Du 12/08/20 au 08/09/20

Avant d’être une belle histoire d’amour et d’amitié entre des femmes toutes plus lumineuses les unes que les autres, Voir le jour est un vibrant hommage aux soignantes. Qui tombe à pic, pas besoin de grand discours pour le souligner. Sans en avoir l’air, et sans en faire son sujet central, c’est un film qui résonne comme un plaidoyer pour une médecine plus humaine, plus à l’écoute de celles et ceux qui la font vivre au quotidien. Car elles bossent dur, les filles, dans cette maternité d’un grand hôpital marseillais, elles enchaînent les gardes, de jour, de nuit, on ne dort pas as assez mais tant pis, ça fait des heures en plus pour boucler les fins de mois difficiles. Elles ont chacune leur histoire, leur tempérament, leurs blessures, elles se serrent les coudes, parfois ça fait du bien, parfois des étincelles. Malgré le peu de reconnaissance et l’incroyable responsabilité qui repose sur leurs épaules, elles continuent à aimer leur métier.
Jeanne est l’une d’entre elles. Pas la plus syndiquée, pas la plus loquace non plus, elle est plutôt du genre discrète. Un peu en retrait, ailleurs, elle entretient une forme de douce distance vis-à-vis des collègues, et ça ne pose de problème à personne. Jeanne fait son boulot et elle le fait plus que bien : le monde des nouveaux-nés lui convient à merveille. Avec les bébés, pas besoin de mots ni d’argumentaire, ni négociations, ni promesses jamais tenues, pas besoin de gagner une bataille ou simplement la confiance : tout se joue à l’instinct, au gré des émotions et des corps qui se touchent, se respirent, se protègent. Mais le monde extra-utérin est une drôle de galaxie : on y brandit des grands mots comme « rentabilité », « efficacité », « rendement », « réduction des lits », « compression des effectifs », on souhaite aussi largement y pratiquer les césariennes programmées, plus intéressantes, mieux gérables, plus lucratives. Les tensions sont ici d’autant plus palpables qu’un petit noyau dur, mené par une sage-femme, la charismatique Francesca (toujours formidable Brigitte Rouän), souhaite depuis de nombreuses années créer une maison de naissance : accompagner au mieux les mamans dans une approche naturelle de l’accouchement, tout en ayant la sécurité d’un plateau technique en cas de problème. Mais la direction ne voit pas les choses du même œil : prendre le temps d’accoucher, c’est perdre beaucoup d’argent. Le jour où un nouveau-né décède dans le service, toutes les tensions, toutes les histoires intimes, toute la fatigue accumulée vont ressurgir…

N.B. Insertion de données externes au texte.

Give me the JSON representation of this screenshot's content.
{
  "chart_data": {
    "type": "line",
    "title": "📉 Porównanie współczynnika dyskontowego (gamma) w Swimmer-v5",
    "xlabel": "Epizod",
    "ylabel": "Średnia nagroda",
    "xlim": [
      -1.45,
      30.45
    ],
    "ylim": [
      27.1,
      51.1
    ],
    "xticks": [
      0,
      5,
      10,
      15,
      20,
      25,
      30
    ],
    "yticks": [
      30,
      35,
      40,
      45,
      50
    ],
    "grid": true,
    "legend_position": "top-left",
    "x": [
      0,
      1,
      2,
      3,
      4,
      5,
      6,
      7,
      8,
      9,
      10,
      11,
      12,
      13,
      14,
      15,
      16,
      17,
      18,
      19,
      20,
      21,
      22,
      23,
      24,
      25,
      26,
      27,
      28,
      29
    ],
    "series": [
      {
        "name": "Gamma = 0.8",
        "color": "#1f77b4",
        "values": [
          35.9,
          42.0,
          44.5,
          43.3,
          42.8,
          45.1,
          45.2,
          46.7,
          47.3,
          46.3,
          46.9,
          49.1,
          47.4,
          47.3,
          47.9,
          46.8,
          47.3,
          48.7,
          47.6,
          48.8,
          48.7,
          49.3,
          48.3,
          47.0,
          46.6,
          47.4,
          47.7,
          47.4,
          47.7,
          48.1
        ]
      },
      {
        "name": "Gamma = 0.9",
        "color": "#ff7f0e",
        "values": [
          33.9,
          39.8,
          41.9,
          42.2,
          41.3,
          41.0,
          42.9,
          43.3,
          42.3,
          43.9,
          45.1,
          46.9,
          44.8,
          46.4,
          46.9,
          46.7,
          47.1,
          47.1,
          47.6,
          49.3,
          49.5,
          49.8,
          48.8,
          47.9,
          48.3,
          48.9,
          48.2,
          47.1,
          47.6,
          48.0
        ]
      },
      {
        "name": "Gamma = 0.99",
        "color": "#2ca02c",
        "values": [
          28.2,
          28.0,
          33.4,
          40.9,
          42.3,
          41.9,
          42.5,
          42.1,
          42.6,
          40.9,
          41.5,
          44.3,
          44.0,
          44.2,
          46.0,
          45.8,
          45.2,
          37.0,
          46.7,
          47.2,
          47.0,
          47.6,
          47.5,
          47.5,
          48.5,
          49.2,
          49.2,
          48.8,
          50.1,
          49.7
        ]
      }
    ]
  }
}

Mais pour Jeanne, c’est le passé qui revient la visiter. Il a un blouson de cuir et des airs de vieux rocker fatigué, dans son sillage flotte un parfum d’écume et de peau salée… Jellyfish était le nom du groupe dont elle était la chanteuse charismatique : sa vie d’avant, qu’elle a subitement mais sans regret abandonné le jour où elle est tombée enceinte.
On va alors comprendre un peu mieux ce qui fait la singularité de Jeanne : sa relation fusionnelle avec sa grande fille, au moment même où celle-ci s’apprête à quitter le nid, sa complicité avec Francesa, sorte de grande sœur ou de mère de substitution qui l’a guidée et accompagnée alors qu’elle était perdue…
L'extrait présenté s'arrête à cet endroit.